As with any form of troubleshooting, the more you understand the underlying system being debugged the greater success you will have at identifying the root cause. In the .NET world, this translates to understanding how the runtime itself functions. Knowing how the garbage collector works will enable you to more efficiently debug memory “leak” issues. Knowing how the interoperability layer works will enable you to more efficiently debug COM problems. Knowing how synchronization works will enable you to more efficiently debug hangs. And the list goes on and on. Venturing outside of the comfort zone of your own application and digging deep into the run time will greatly enhance your debugging success. Problems that may have otherwise taken weeks to debug through traditional means can now be solved in a relatively short time span.
In this article, we will take a guided tour of the .NET runtime especially core runtime components and concepts useful when debugging.
At a high level, .NET is a virtual runtime environment that consists of a virtual execution engine, the Common Language Runtime (CLR), and a set of associated framework libraries. Applications written for .NET, at compile time, do not translate into machine code but instead use an intermediary representation that the execution engine translates at runtime (depending on architecture). Although this may seem as if the CLR acts as an interpreter (interpreting the intermediate language), the primary difference between the CLR and an interpreter is that the CLR does not retranslate the intermediate code each and every time. Rather, it takes a one-time hit of translating a chunk of intermediate code into machine code and then reuses the translated machine code in all subsequent invocations.

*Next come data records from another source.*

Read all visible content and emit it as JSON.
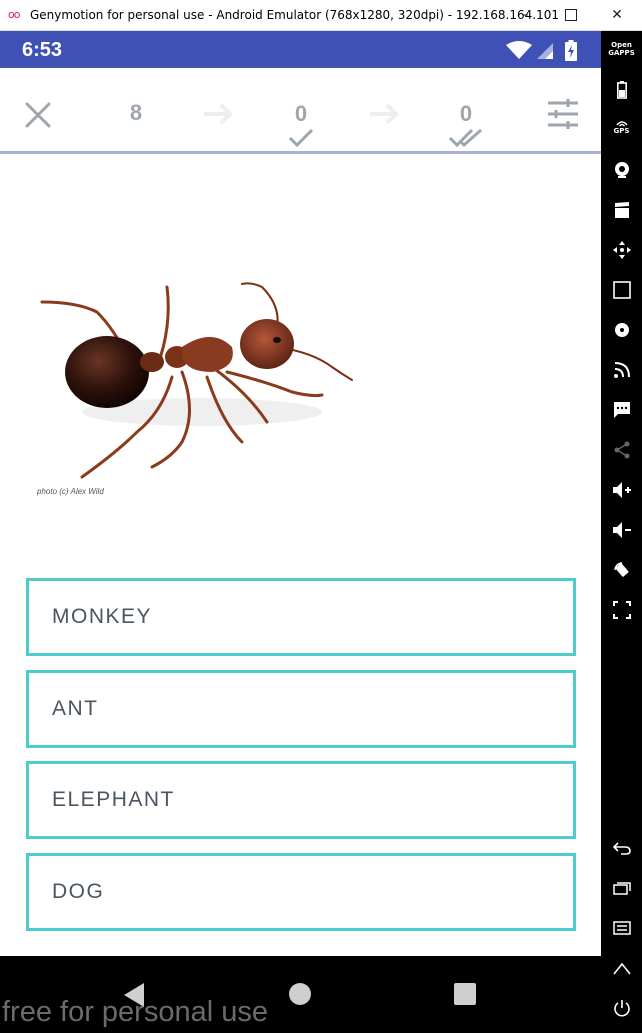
{
  "window": {
    "title": "Genymotion for personal use - Android Emulator (768x1280, 320dpi) - 192.168.164.101",
    "minimize": "–",
    "close": "✕"
  },
  "statusbar": {
    "time": "6:53"
  },
  "toolbar": {
    "total_count": "8",
    "learned_count": "0",
    "mastered_count": "0"
  },
  "question": {
    "photo_credit": "photo (c) Alex Wild"
  },
  "answers": [
    {
      "label": "MONKEY"
    },
    {
      "label": "ANT"
    },
    {
      "label": "ELEPHANT"
    },
    {
      "label": "DOG"
    }
  ],
  "watermark": "free for personal use",
  "sidepanel": {
    "opengapps": "Open GAPPS",
    "gps": "GPS",
    "id": "ID",
    "ratio": "1:1"
  },
  "colors": {
    "statusbar": "#3f51b5",
    "answer_border": "#4ecbcb",
    "toolbar_divider": "#a9b1d6"
  }
}
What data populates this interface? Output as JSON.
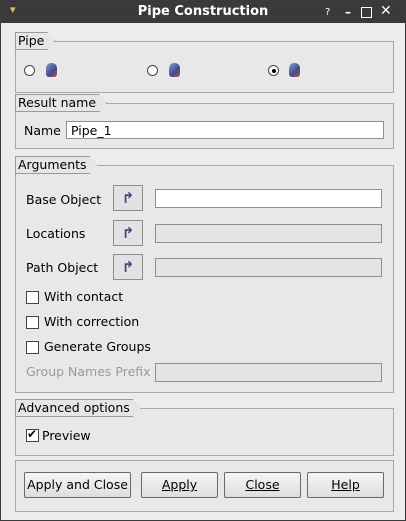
{
  "window": {
    "title": "Pipe Construction"
  },
  "titlebar": {
    "help": "?",
    "minimize": "▬",
    "close": "✕"
  },
  "pipe_group": {
    "label": "Pipe",
    "options": [
      {
        "name": "pipe-option-1",
        "checked": false
      },
      {
        "name": "pipe-option-2",
        "checked": false
      },
      {
        "name": "pipe-option-3",
        "checked": true
      }
    ]
  },
  "result_group": {
    "label": "Result name",
    "name_label": "Name",
    "name_value": "Pipe_1"
  },
  "arguments_group": {
    "label": "Arguments",
    "base_object_label": "Base Object",
    "locations_label": "Locations",
    "path_object_label": "Path Object",
    "base_object_value": "",
    "locations_value": "",
    "path_object_value": "",
    "with_contact_label": "With contact",
    "with_correction_label": "With correction",
    "generate_groups_label": "Generate Groups",
    "group_names_prefix_label": "Group Names Prefix",
    "group_names_prefix_value": ""
  },
  "advanced_group": {
    "label": "Advanced options",
    "preview_label": "Preview",
    "preview_checked": true
  },
  "buttons": {
    "apply_close": "Apply and Close",
    "apply": "Apply",
    "close": "Close",
    "help": "Help"
  },
  "icons": {
    "selection_arrow": "↱"
  }
}
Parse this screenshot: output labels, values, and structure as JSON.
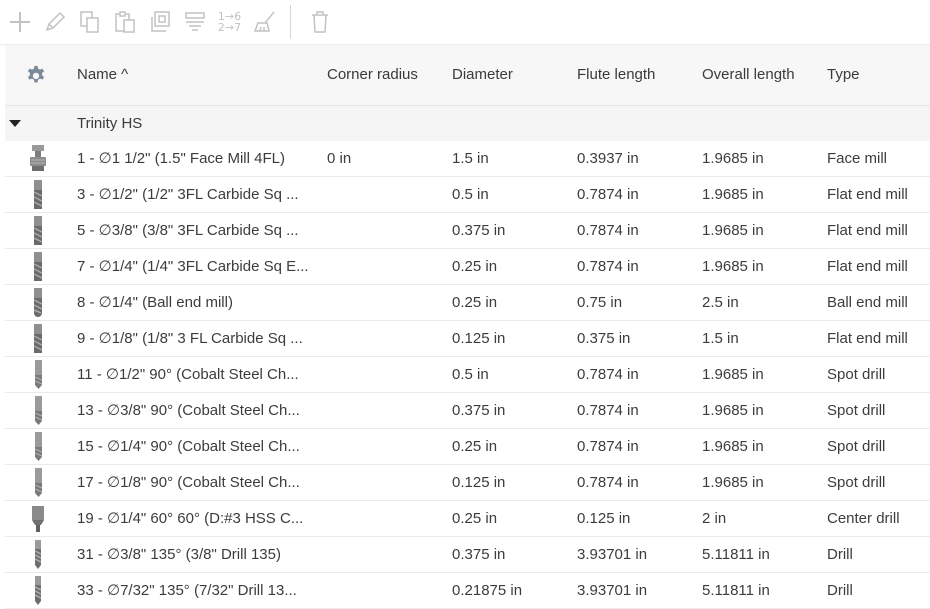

To better understand what components .NET consists of, Figure below illustrates the 50,000-foot overview of the different entities involved in the .NET world. At the core of .NET, there is an ECMA standard that states what implementations of the .NET runtime need to adhere to in order to be compliant. This standards document is commonly referred to as the Common Language Infrastructure (CLI). The CLI doesn’t just dictate rules for the runtime itself but also includes a set of library classes that are considered crucial and common enough to warrant inclusion. This set of class libraries is called the Base Class Libraries (BCL). The next layer in the Figure is the Common Language Runtime (CLR). This is an actual component and represents Microsoft’s implementation of the CLI. When a .NET redistributable package is installed on a machine, it includes the CLR. On top of the CLR sits the .NET framework. These are all the libraries that are available to developers when creating .NET applications. The .NET framework can be considered a superset of the BCL and includes frameworks such as the Windows Communication Foundation (WCF), Windows Presentation Foundation (WPF), and much more. The libraries that are part of the .NET framework but not the BCL are considered outside of the standards realm, and any applications that make use of them may or may not work on other CLI implementations besides the CLR. At the top level, we have the .NET applications, which run within the confines of the CLR.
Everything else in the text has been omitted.